In contrast to our draft-dodging president, who actually criticized the Arizona senator for being a prisoner of war, McCain showed what it meant to love and defend our country.
I am hurt by McCain’s death. I am hurt that his passing leaves a void that will not be filled by those in Congress. I am hurt that this America voted for a man who is not fit to lick McCain’s boots.
Paula Petrotta, Rancho Palos Verdes
With McCain’s passing, I feel this bottomless pit of nostalgia for the past. Someone like McCain made me feel proud and privileged to live in America.
Lynn Lorenz, Newport Beach
To the editor: Why do I mourn the death of McCain as much if not more than someone I might know personally?
With McCain’s passing, I feel this bottomless pit of nostalgia for the past. Someone like McCain made me feel proud and privileged to live in America. As a lifelong Democrat, I certainly didn’t always agree with his decisions and at times I was very disappointed in his politics. But maybe that is part of the reason I admired him so.
Despite these differences, he had an indelible quality of humanity and strength.

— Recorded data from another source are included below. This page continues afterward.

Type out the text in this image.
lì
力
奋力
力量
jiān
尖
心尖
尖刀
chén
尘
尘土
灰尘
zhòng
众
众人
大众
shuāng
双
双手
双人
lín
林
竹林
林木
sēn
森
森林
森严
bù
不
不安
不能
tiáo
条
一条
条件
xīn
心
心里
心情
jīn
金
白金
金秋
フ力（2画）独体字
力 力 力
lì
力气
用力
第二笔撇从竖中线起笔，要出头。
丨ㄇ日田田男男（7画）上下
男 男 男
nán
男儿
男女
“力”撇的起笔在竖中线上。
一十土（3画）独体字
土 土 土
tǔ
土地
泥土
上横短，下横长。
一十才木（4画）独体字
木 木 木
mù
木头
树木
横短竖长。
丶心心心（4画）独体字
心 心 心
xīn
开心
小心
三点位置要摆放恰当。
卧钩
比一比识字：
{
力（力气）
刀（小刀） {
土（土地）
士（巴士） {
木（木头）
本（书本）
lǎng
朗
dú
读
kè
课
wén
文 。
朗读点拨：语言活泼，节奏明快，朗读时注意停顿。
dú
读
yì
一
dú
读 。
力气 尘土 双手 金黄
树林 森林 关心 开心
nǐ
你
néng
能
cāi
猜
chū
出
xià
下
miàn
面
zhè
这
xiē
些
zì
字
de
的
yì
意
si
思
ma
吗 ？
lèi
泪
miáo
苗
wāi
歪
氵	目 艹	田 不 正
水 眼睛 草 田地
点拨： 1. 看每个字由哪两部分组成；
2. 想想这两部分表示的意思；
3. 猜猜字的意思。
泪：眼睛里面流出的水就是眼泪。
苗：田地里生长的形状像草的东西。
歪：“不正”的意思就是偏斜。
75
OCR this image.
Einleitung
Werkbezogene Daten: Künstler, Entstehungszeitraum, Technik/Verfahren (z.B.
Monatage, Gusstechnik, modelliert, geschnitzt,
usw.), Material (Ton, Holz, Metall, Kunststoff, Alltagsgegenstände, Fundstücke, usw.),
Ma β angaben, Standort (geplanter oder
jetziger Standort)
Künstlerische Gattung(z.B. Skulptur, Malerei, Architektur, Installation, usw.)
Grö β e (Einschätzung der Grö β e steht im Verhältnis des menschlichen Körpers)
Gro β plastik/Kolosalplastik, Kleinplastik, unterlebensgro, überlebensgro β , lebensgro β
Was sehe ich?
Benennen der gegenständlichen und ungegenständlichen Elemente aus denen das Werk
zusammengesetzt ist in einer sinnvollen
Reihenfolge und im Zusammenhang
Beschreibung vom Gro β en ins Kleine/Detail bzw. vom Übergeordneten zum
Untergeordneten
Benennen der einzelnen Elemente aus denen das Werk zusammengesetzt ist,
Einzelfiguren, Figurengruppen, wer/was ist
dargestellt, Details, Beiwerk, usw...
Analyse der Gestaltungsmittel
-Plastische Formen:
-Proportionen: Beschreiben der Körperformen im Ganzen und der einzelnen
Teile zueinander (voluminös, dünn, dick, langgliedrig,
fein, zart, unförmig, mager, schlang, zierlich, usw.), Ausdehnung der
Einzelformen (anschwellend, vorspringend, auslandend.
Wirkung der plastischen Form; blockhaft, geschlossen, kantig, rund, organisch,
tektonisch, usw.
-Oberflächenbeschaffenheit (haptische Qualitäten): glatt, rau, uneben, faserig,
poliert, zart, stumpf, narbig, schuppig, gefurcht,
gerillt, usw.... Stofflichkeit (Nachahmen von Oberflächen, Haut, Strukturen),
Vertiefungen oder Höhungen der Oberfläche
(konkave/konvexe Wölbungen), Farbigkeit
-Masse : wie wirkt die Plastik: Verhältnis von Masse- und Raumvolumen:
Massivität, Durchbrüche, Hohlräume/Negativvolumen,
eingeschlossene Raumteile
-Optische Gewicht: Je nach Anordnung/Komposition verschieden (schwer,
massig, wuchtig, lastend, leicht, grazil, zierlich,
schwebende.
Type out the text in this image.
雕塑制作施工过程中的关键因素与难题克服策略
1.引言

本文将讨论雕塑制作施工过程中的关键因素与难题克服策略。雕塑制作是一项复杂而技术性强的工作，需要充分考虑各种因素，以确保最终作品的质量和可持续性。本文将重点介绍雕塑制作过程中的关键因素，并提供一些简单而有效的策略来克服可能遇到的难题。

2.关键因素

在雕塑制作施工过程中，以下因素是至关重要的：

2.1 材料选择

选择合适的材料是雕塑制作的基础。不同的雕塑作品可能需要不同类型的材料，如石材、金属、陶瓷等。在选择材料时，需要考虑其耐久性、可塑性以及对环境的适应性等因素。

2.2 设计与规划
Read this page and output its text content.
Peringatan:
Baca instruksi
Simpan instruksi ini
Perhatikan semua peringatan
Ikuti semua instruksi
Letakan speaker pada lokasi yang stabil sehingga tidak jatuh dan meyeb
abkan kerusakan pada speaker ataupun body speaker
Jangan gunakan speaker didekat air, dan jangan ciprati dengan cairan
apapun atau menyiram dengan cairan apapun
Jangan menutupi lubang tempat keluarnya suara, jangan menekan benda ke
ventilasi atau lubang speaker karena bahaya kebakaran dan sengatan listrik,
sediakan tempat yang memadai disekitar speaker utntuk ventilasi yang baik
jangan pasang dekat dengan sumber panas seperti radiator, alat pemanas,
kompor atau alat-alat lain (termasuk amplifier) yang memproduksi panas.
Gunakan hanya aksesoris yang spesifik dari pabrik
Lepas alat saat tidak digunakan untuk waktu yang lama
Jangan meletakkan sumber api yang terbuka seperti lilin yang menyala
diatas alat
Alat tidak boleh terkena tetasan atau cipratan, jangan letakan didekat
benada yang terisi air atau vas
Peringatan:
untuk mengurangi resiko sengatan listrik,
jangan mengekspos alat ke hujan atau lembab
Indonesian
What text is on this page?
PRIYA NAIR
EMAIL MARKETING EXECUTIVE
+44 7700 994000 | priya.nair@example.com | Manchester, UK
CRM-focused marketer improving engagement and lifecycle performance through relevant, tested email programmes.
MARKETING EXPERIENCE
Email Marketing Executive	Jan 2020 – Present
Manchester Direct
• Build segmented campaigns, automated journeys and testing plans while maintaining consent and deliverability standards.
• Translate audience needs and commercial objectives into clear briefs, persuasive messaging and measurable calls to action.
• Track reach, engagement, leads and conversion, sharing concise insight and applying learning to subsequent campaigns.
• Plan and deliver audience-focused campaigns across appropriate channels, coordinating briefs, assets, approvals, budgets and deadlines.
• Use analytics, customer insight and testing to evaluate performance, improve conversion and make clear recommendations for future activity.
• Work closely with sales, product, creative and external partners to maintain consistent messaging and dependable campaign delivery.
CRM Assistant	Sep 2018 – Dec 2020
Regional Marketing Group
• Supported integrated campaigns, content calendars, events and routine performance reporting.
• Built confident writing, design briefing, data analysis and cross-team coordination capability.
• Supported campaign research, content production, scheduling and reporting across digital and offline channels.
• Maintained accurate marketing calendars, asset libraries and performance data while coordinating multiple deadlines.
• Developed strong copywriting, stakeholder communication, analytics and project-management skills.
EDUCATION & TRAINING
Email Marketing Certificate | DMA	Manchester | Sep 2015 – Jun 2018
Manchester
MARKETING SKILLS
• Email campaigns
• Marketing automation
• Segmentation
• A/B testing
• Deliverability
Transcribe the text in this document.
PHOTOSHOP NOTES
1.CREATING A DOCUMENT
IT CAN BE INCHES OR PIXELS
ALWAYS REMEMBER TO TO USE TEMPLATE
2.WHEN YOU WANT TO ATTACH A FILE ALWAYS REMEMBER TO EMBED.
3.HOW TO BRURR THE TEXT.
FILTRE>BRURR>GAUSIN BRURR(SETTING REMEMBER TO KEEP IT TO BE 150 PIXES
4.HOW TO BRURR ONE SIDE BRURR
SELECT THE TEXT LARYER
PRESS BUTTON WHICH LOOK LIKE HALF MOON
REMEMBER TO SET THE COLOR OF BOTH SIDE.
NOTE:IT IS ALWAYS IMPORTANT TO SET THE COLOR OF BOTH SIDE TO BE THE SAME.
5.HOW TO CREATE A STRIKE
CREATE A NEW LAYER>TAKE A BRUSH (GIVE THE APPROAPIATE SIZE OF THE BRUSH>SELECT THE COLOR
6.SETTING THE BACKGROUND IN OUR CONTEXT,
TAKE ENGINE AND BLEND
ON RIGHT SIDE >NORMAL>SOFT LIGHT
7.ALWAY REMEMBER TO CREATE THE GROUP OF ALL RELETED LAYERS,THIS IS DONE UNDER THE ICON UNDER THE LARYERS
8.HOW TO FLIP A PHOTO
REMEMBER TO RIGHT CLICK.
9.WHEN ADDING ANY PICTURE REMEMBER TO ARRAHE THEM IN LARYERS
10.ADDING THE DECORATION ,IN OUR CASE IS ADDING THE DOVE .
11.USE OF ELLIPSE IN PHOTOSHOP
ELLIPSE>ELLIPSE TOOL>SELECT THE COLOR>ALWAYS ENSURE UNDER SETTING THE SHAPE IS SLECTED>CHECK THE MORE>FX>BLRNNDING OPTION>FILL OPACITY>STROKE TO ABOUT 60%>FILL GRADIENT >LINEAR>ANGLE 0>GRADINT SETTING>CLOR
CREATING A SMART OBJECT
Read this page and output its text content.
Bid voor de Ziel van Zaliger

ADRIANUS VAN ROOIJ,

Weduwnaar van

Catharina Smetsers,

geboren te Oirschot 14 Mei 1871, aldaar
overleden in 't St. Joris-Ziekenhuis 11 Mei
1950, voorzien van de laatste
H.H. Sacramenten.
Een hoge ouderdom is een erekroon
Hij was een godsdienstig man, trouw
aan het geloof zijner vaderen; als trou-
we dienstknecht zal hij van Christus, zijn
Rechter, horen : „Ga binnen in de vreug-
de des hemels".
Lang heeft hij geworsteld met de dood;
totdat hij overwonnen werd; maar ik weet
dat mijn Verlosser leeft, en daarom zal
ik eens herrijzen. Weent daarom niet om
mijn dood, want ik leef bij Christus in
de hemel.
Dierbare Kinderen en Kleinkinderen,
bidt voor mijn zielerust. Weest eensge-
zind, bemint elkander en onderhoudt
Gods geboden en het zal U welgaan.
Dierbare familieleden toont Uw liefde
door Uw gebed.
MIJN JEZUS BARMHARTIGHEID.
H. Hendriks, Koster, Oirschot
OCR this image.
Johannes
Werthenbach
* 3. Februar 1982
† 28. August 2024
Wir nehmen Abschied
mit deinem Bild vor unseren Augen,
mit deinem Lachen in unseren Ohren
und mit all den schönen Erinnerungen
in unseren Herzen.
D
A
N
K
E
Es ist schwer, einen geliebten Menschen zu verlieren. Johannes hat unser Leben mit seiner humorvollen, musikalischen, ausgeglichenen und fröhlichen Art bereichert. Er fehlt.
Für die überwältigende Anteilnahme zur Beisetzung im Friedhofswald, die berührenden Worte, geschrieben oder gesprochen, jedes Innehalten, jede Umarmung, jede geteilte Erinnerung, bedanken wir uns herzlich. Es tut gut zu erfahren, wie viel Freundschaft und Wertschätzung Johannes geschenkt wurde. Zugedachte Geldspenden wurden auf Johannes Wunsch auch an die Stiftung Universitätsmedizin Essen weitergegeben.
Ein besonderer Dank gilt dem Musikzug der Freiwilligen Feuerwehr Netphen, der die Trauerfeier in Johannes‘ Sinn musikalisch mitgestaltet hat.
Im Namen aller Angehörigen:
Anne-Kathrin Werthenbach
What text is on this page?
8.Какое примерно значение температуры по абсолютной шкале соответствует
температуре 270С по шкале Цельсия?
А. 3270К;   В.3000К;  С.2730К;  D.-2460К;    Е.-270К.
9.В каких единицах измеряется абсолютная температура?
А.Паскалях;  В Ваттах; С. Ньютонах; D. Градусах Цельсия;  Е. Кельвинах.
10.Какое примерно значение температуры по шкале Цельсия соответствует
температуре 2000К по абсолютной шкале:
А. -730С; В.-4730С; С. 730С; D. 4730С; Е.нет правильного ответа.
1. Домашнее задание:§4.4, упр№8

He must have learned these valuable lessons as a POW — that being human was the most important quality of all.
Lynn Lorenz, Newport Beach
To the editor: We as a nation mourn the loss of a great American in McCain. But we must not forget that the best of us have made bad choices in life.
In 1987, the so-called Keating Five group of senators, which included McCain, urged federal investigators to back off Charles Keating and his Lincoln Savings and Loan. These senators did so after receiving a combined $1.3 million in campaign contributions from Keating.
Ultimately, regulators did back off. In 1989, taxpayers were put on the hook for $3.4 billion in bailouts.
Manuel S. Reynosa, Ventura
To the editor: I had never read how McCain responded during the 2008 presidential campaign to someone saying about then-Sen. Barack Obama that “he’s an Arab.”
McCain responded: “No ma’am. He’s a decent family man, citizen, that I just happen to have disagreements with on fundamental issues, and that’s what the campaign about.”
Reading about that brought home the difference between this astute man that we have lost and our current president, who, during his campaign, led audiences in “lock her up” chants about his opponent.
I’m crying that the last stalwart of the Republican Party is gone, and the GOP has succumbed to this reality-star president who has maligned our greatest allies, cozied up with autocrats, antagonized our free press, degraded women and immigrants, failed to condemn white supremacists and cares nothing for the truth.
McCain’s death is a sad occurrence indeed.